If your Peachtree City home has a gas furnace or water heater inside, you may not realize that the equipment can pose a hazard to your family’s health and safety. To ensure you have a healthy, safe home air supply, it’s vital to learn about this potential risk and why a sealed combustion closet is the solution.
Why Combustion Equipment May Pose a Safety Risk
Furnaces and water heaters are commonly installed within the conditioned envelope of a home, so they get the air needed for combustion from the surrounding room. They’re also vented outdoors to allow exhaust fumes to exit. An installation setup like this can pose two serious threats to your family’s safety:
- Water heater exhaust backdrafting. When combustion air is being drawn from inside the home and expelled outdoors, negative pressure can pull hazardous fumes back down the exhaust pipe. This can lead to incomplete fuel combustion in the appliance’s burner, and send life-threatening carbon monoxide into your home’s air supply.
- Loss of a critical furnace safety feature. If your water heater’s vent pipe is connected to your furnace flue and it becomes blocked, the sensor in the furnace may not accurately detect the resulting increase in pressure and shut off the unit for safety. This can let hazardous trapped exhaust fumes backdraft down the water heater’s vent pipe.

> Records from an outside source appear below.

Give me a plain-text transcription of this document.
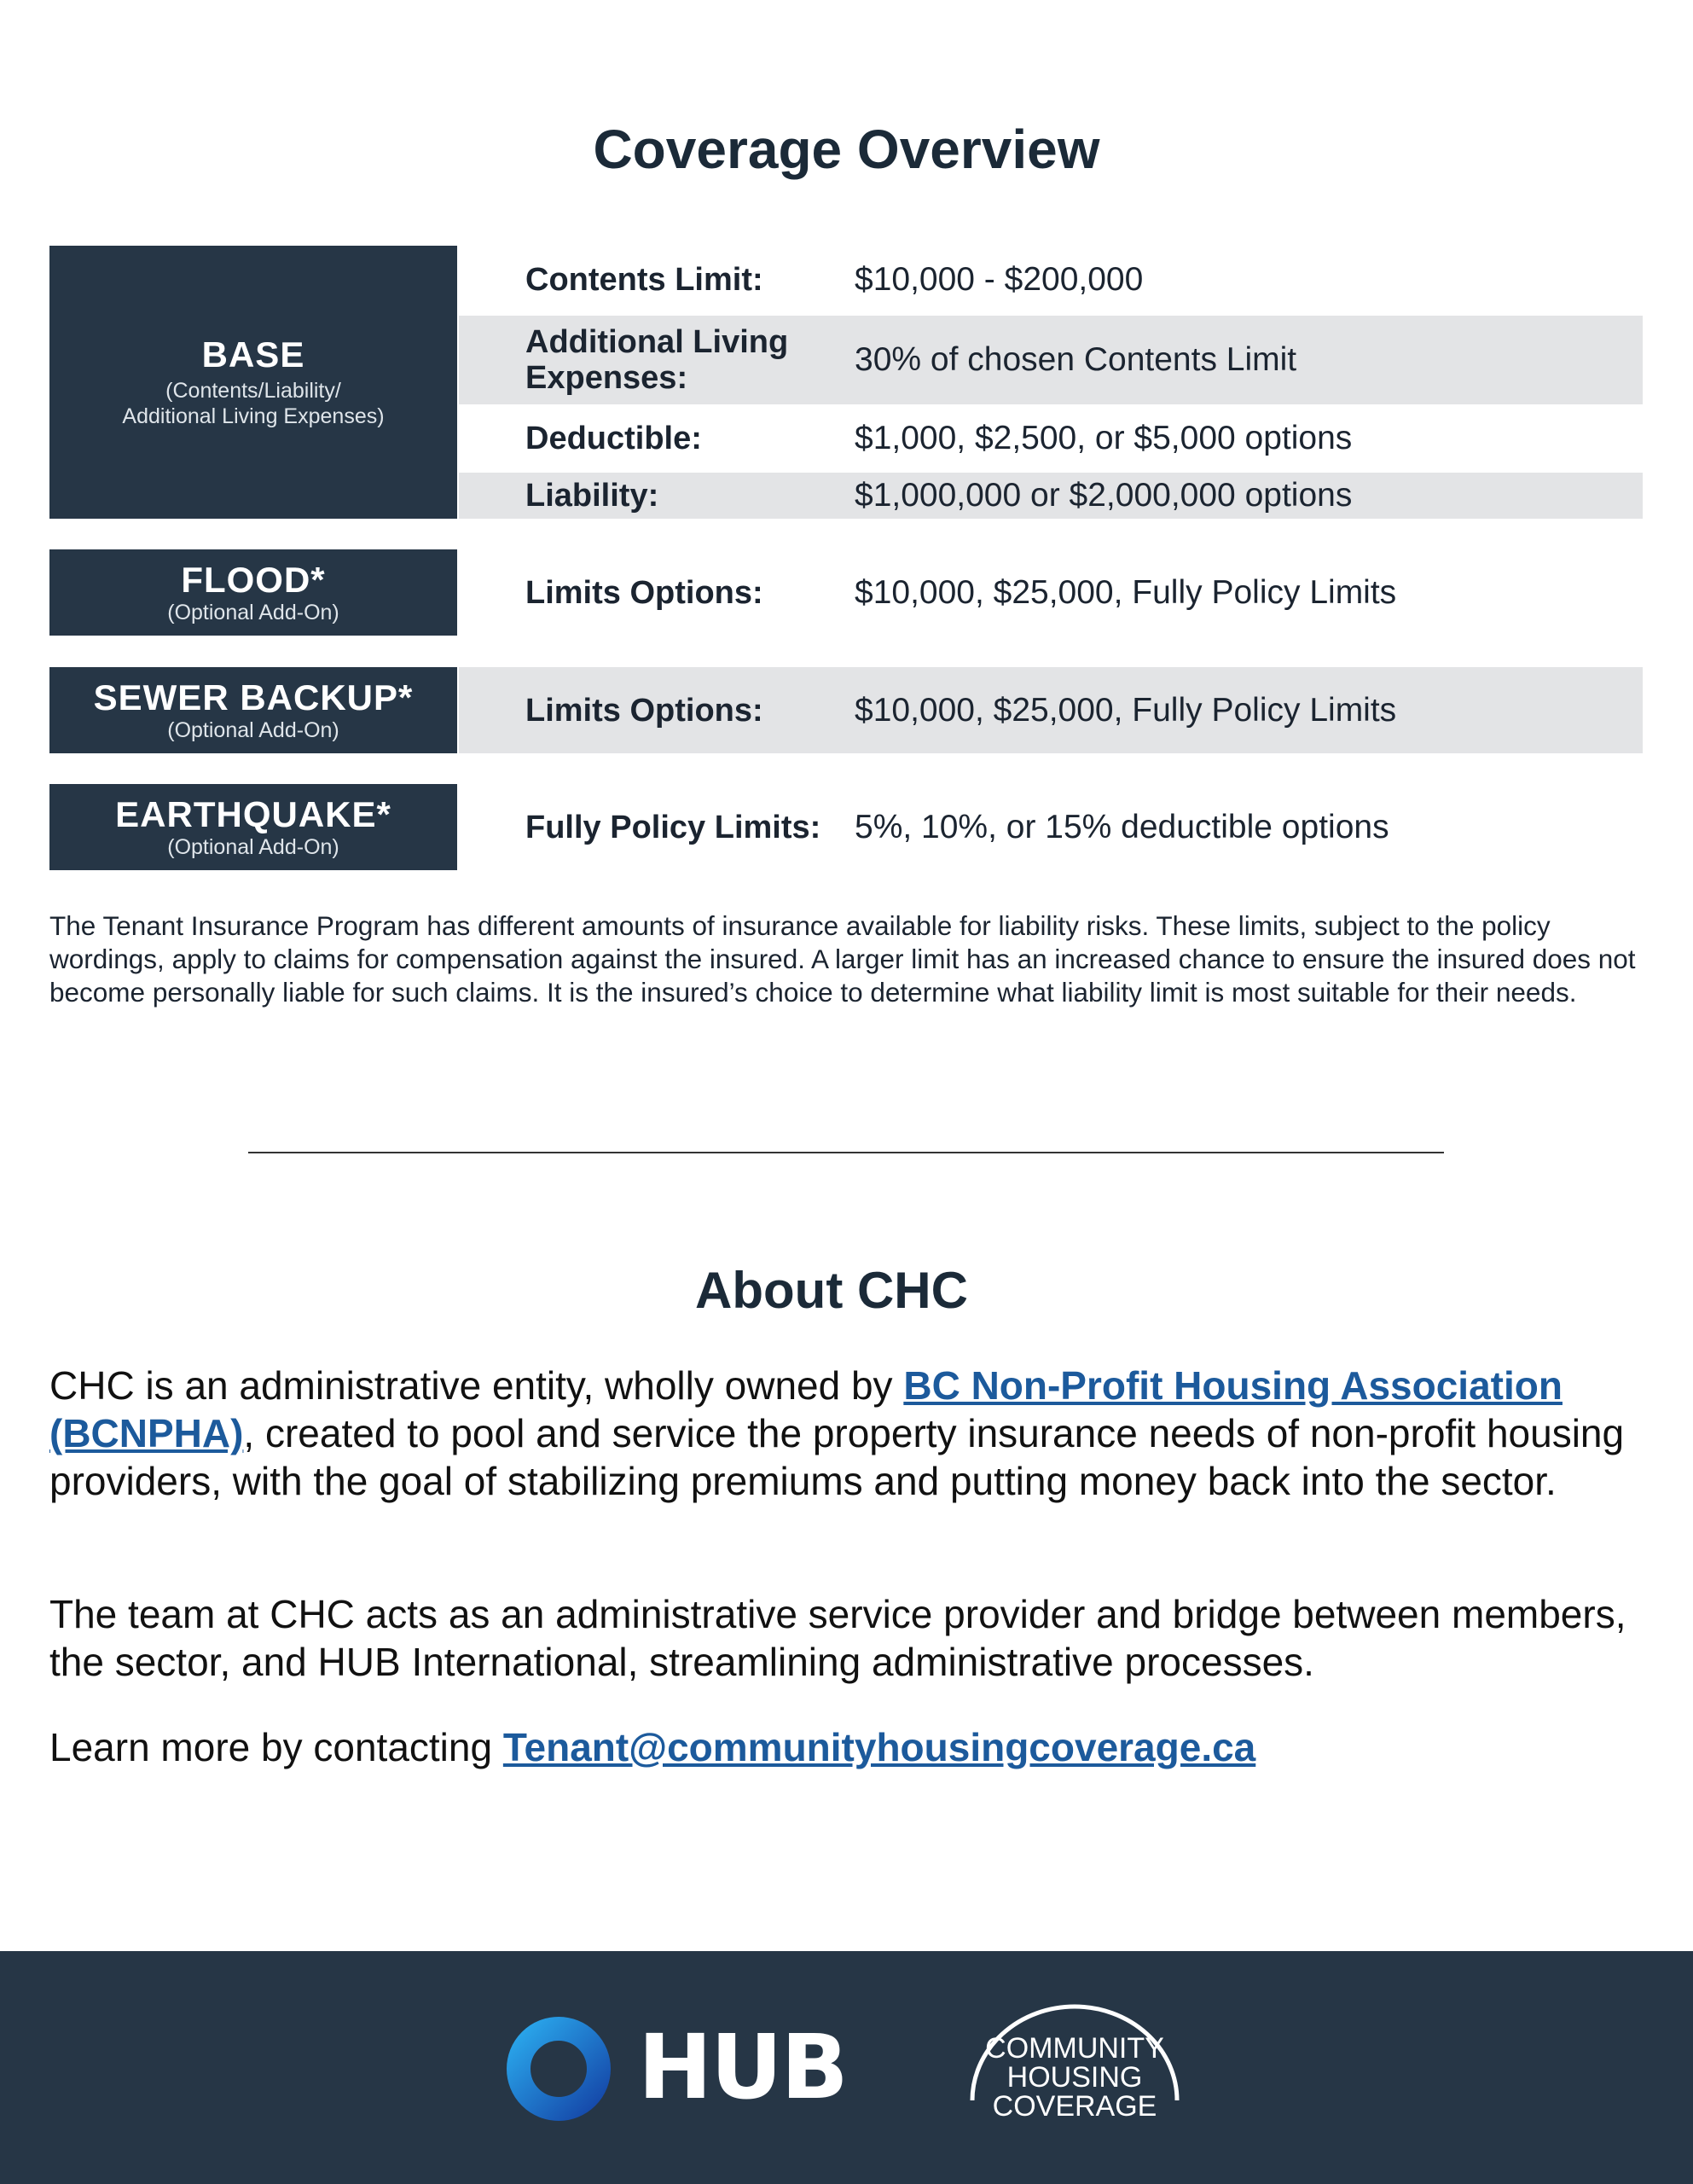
Coverage Overview
BASE
(Contents/Liability/
Additional Living Expenses)
Contents Limit:	$10,000 - $200,000
Additional Living
Expenses:	30% of chosen Contents Limit
Deductible:	$1,000, $2,500, or $5,000 options
Liability:	$1,000,000 or $2,000,000 options
FLOOD*
(Optional Add-On)
Limits Options:	$10,000, $25,000, Fully Policy Limits
SEWER BACKUP*
(Optional Add-On)
Limits Options:	$10,000, $25,000, Fully Policy Limits
EARTHQUAKE*
(Optional Add-On)
Fully Policy Limits:	5%, 10%, or 15% deductible options
The Tenant Insurance Program has different amounts of insurance available for liability risks. These limits, subject to the policy wordings, apply to claims for compensation against the insured. A larger limit has an increased chance to ensure the insured does not become personally liable for such claims. It is the insured’s choice to determine what liability limit is most suitable for their needs.
About CHC
CHC is an administrative entity, wholly owned by BC Non-Profit Housing Association (BCNPHA), created to pool and service the property insurance needs of non-profit housing providers, with the goal of stabilizing premiums and putting money back into the sector.
The team at CHC acts as an administrative service provider and bridge between members, the sector, and HUB International, streamlining administrative processes.
Learn more by contacting Tenant@communityhousingcoverage.ca
HUB	COMMUNITY
HOUSING
COVERAGE
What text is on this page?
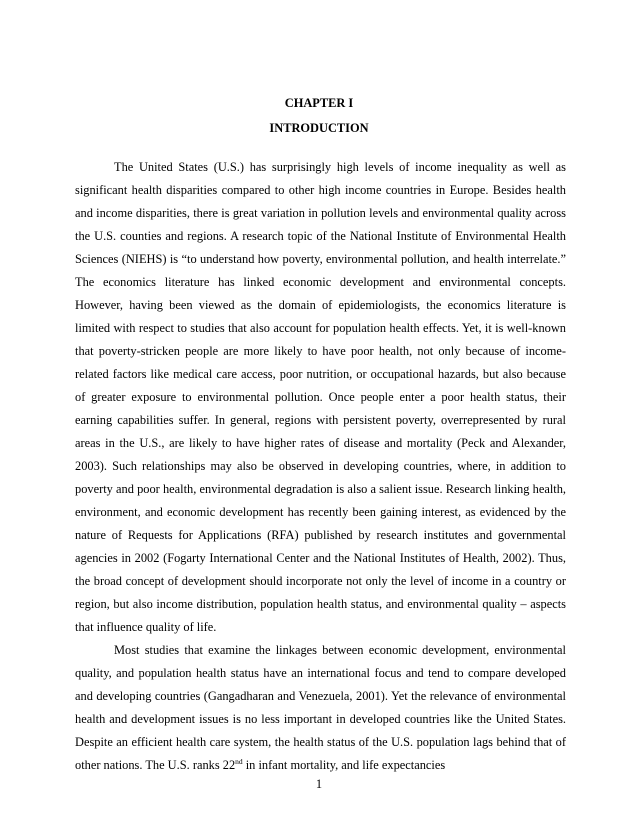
CHAPTER I
INTRODUCTION

The United States (U.S.) has surprisingly high levels of income inequality as well as significant health disparities compared to other high income countries in Europe. Besides health and income disparities, there is great variation in pollution levels and environmental quality across the U.S. counties and regions. A research topic of the National Institute of Environmental Health Sciences (NIEHS) is “to understand how poverty, environmental pollution, and health interrelate.” The economics literature has linked economic development and environmental concepts. However, having been viewed as the domain of epidemiologists, the economics literature is limited with respect to studies that also account for population health effects. Yet, it is well-known that poverty-stricken people are more likely to have poor health, not only because of income-related factors like medical care access, poor nutrition, or occupational hazards, but also because of greater exposure to environmental pollution. Once people enter a poor health status, their earning capabilities suffer. In general, regions with persistent poverty, overrepresented by rural areas in the U.S., are likely to have higher rates of disease and mortality (Peck and Alexander, 2003). Such relationships may also be observed in developing countries, where, in addition to poverty and poor health, environmental degradation is also a salient issue. Research linking health, environment, and economic development has recently been gaining interest, as evidenced by the nature of Requests for Applications (RFA) published by research institutes and governmental agencies in 2002 (Fogarty International Center and the National Institutes of Health, 2002). Thus, the broad concept of development should incorporate not only the level of income in a country or region, but also income distribution, population health status, and environmental quality – aspects that influence quality of life.

Most studies that examine the linkages between economic development, environmental quality, and population health status have an international focus and tend to compare developed and developing countries (Gangadharan and Venezuela, 2001). Yet the relevance of environmental health and development issues is no less important in developed countries like the United States. Despite an efficient health care system, the health status of the U.S. population lags behind that of other nations. The U.S. ranks 22nd in infant mortality, and life expectancies

1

A Sealed Combustion Closet Solves the Problem
Enclosing the furnace and water heater in a sealed combustion closet can prevent potential backdrafting. To be effective, such a closet must:
- Be completed sealed and self-contained so air can’t enter the surrounding room.
- Have a weatherstripped access door with a tight threshold to stop any air leakage.
- Have any wall or ceiling penetrations properly air sealed.
- Be equipped with two combustion air inlets – one that terminates a foot from the floor, and the other a foot from the ceiling.
- Have air inlets sized according to the equipment capacity – with a square inch of inlet size per 4,000 Btu of equipment input capacity.